Mo-based alloys are promising structural materials for high temperature processes due to their high melting points and high mechanical strength at elevated temperatures. However, at intermediate temperatures such alloys are prone to pesting, which leads to the total disintegration of the material as a result of oxidation. In order to improve the oxidation and corrosion resistance of Mo-based alloys, elements capable of forming protective oxide scales in this temperature range have to be introduced. This may be achieved by the application of Al- or Cr-rich protective coatings. In this study diffusion coatings were deposited on Mo and Mo-Si-Ti-alloys using pack cementation process, a type of chemical vapor deposition. During application the coating element (Al, Cr) is transported to the substrate surface by a halide activator where it diffuses into the substrate material or reacts with it and often forms intermetallic phases. Diffusion coatings are characterized by a good adhesion to the substrate as well as by a homogeneous composition and thickness.[1]
The influence of various pack cementation parameters, particularly the quantity of the halide activator (chloride, bromide), and the temperature, on the composition and microstructure of Cr- and Al-diffusion coatings on pure Mo was investigated (see Figure 1). The thicknesses of the deposited layers increase both with higher temperature and with increasing amounts of activator. Besides the added amount, the grain size and thus surface area of the activator strongly influences the appearance of the deposited layer. To mitigate chlorine corrosion a less reactive bromide activator can be used. The experimental development of the diffusion coatings was supported by thermodynamic calculations using the program FactSage 6.1. This helped to understand the experimental findings and was found to be in accordance with the theory of driving forces and phases formed.

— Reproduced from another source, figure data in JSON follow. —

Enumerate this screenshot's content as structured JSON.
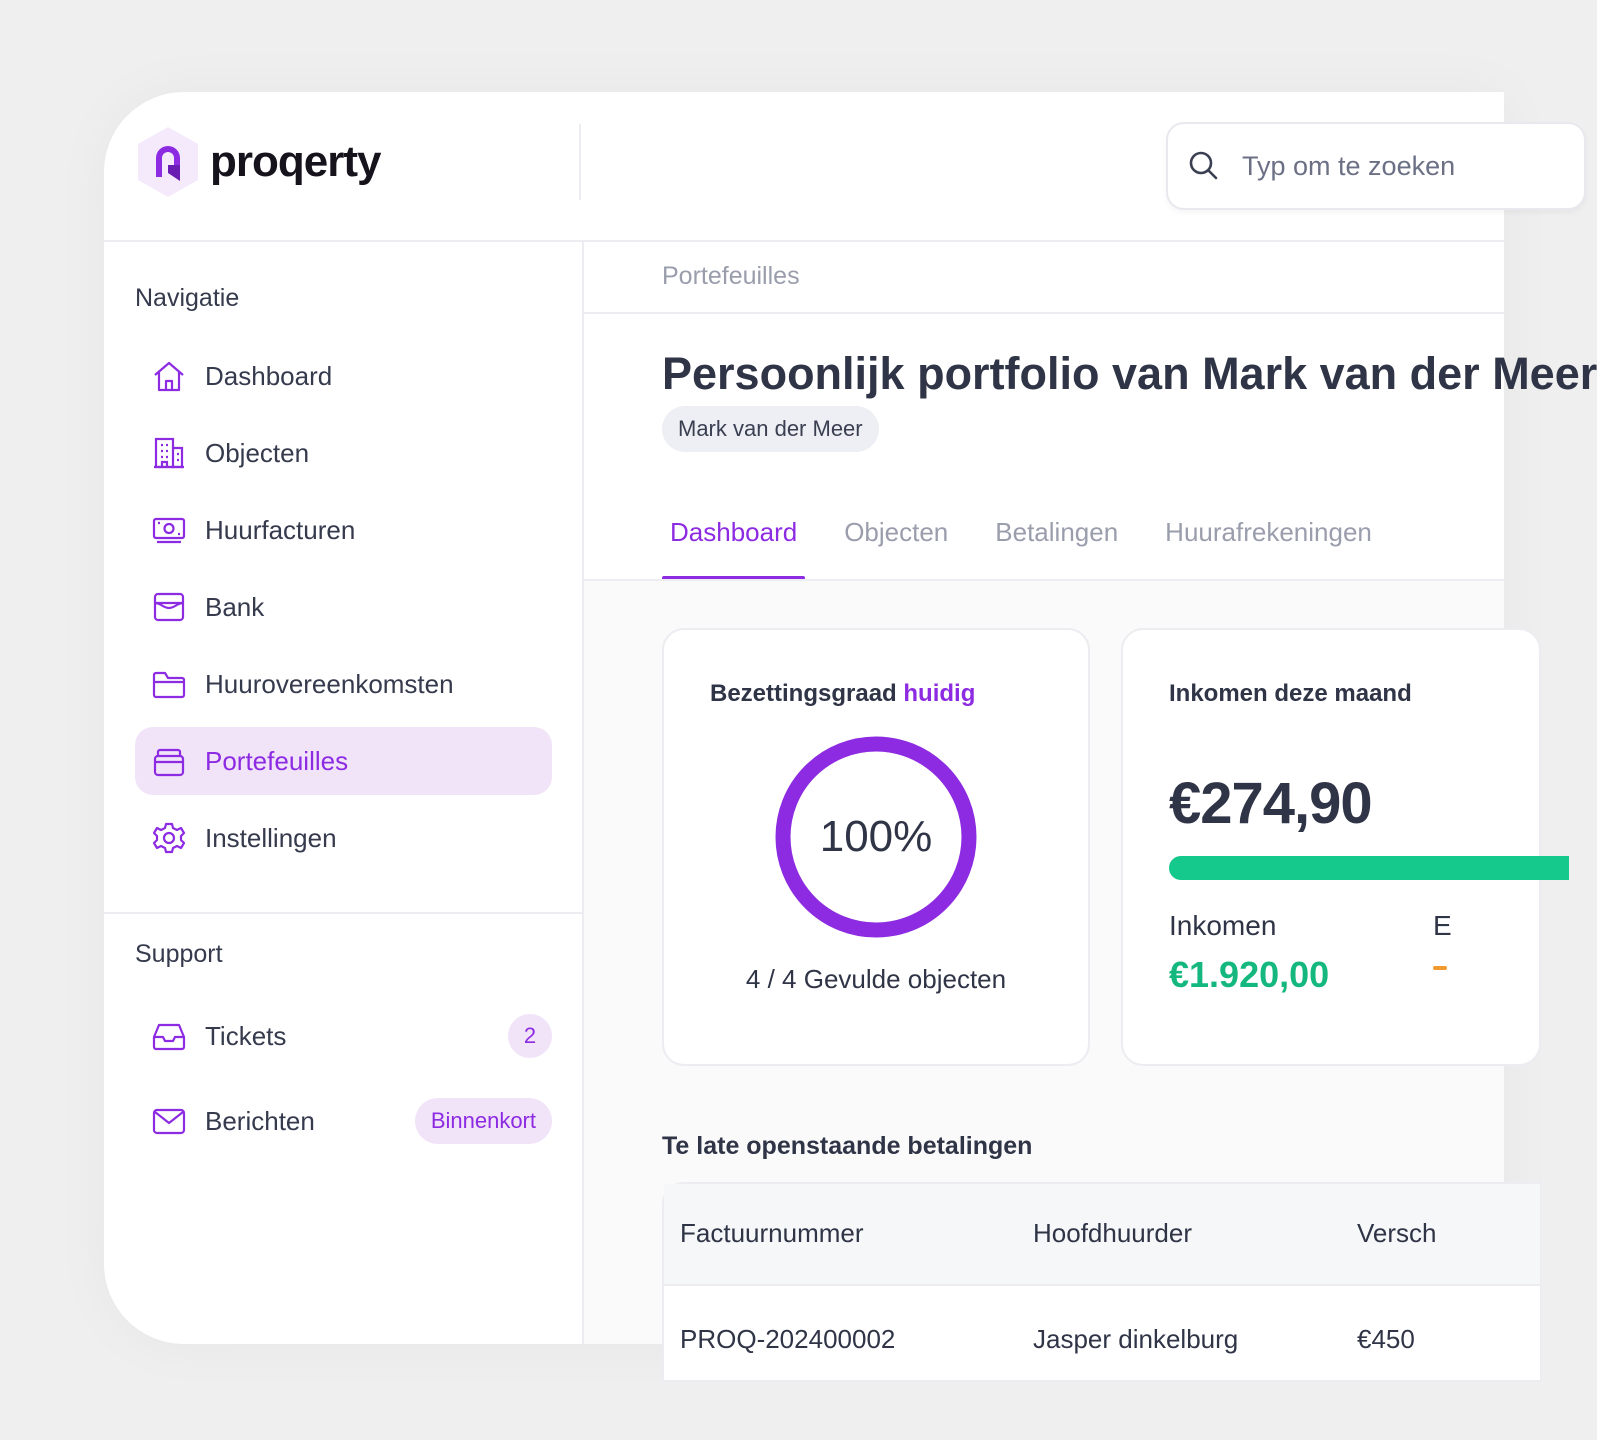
{
  "app": {
    "brand": "proqerty"
  },
  "search": {
    "placeholder": "Typ om te zoeken"
  },
  "sidebar": {
    "nav_title": "Navigatie",
    "items": [
      {
        "label": "Dashboard",
        "icon": "home-icon"
      },
      {
        "label": "Objecten",
        "icon": "building-icon"
      },
      {
        "label": "Huurfacturen",
        "icon": "money-icon"
      },
      {
        "label": "Bank",
        "icon": "bank-icon"
      },
      {
        "label": "Huurovereenkomsten",
        "icon": "folder-icon"
      },
      {
        "label": "Portefeuilles",
        "icon": "portfolio-icon",
        "active": true
      },
      {
        "label": "Instellingen",
        "icon": "gear-icon"
      }
    ],
    "support_title": "Support",
    "support_items": [
      {
        "label": "Tickets",
        "icon": "inbox-icon",
        "badge": "2"
      },
      {
        "label": "Berichten",
        "icon": "mail-icon",
        "badge": "Binnenkort"
      }
    ]
  },
  "main": {
    "breadcrumb": "Portefeuilles",
    "title": "Persoonlijk portfolio van Mark van der Meer",
    "owner": "Mark van der Meer",
    "tabs": [
      "Dashboard",
      "Objecten",
      "Betalingen",
      "Huurafrekeningen"
    ],
    "active_tab": "Dashboard",
    "occupancy": {
      "title": "Bezettingsgraad",
      "title_accent": "huidig",
      "percent_label": "100%",
      "fraction": 1.0,
      "subtitle": "4 / 4 Gevulde objecten"
    },
    "income": {
      "title": "Inkomen deze maand",
      "amount": "€274,90",
      "income_label": "Inkomen",
      "income_value": "€1.920,00",
      "expense_label": "E"
    },
    "late_payments": {
      "title": "Te late openstaande betalingen",
      "columns": [
        "Factuurnummer",
        "Hoofdhuurder",
        "Versch"
      ],
      "rows": [
        [
          "PROQ-202400002",
          "Jasper dinkelburg",
          "€450"
        ]
      ]
    }
  },
  "colors": {
    "accent": "#8d2be3",
    "accent_soft": "#f1e4f8",
    "success": "#14c98b",
    "warning": "#f29a2e",
    "text": "#2f3446"
  }
}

After the fundamental work on pure Mo, the aforementioned coatings were optimized for more complex alloys (eutectic Mo-20.0Si-52.8Ti, eutectoid Mo-21.0-34.0Ti, and Mo-13.5Si-54.3Cr).[2,3] Al-coatings (up to 60 μm) and Cr-coatings (up to 20 μm) were successfully applied and analyzed using optical microscopy, XRD, SEM, EDX, and EPMA.

[1] A. S. Ulrich Oxidation of Metals, 2016, 86, 511-535.
[2] D. Schliephake Intermetallics, 2019, 104, 133-142.
[3] F. Hinrichs Corrosion Science, 2022, 207, 110566.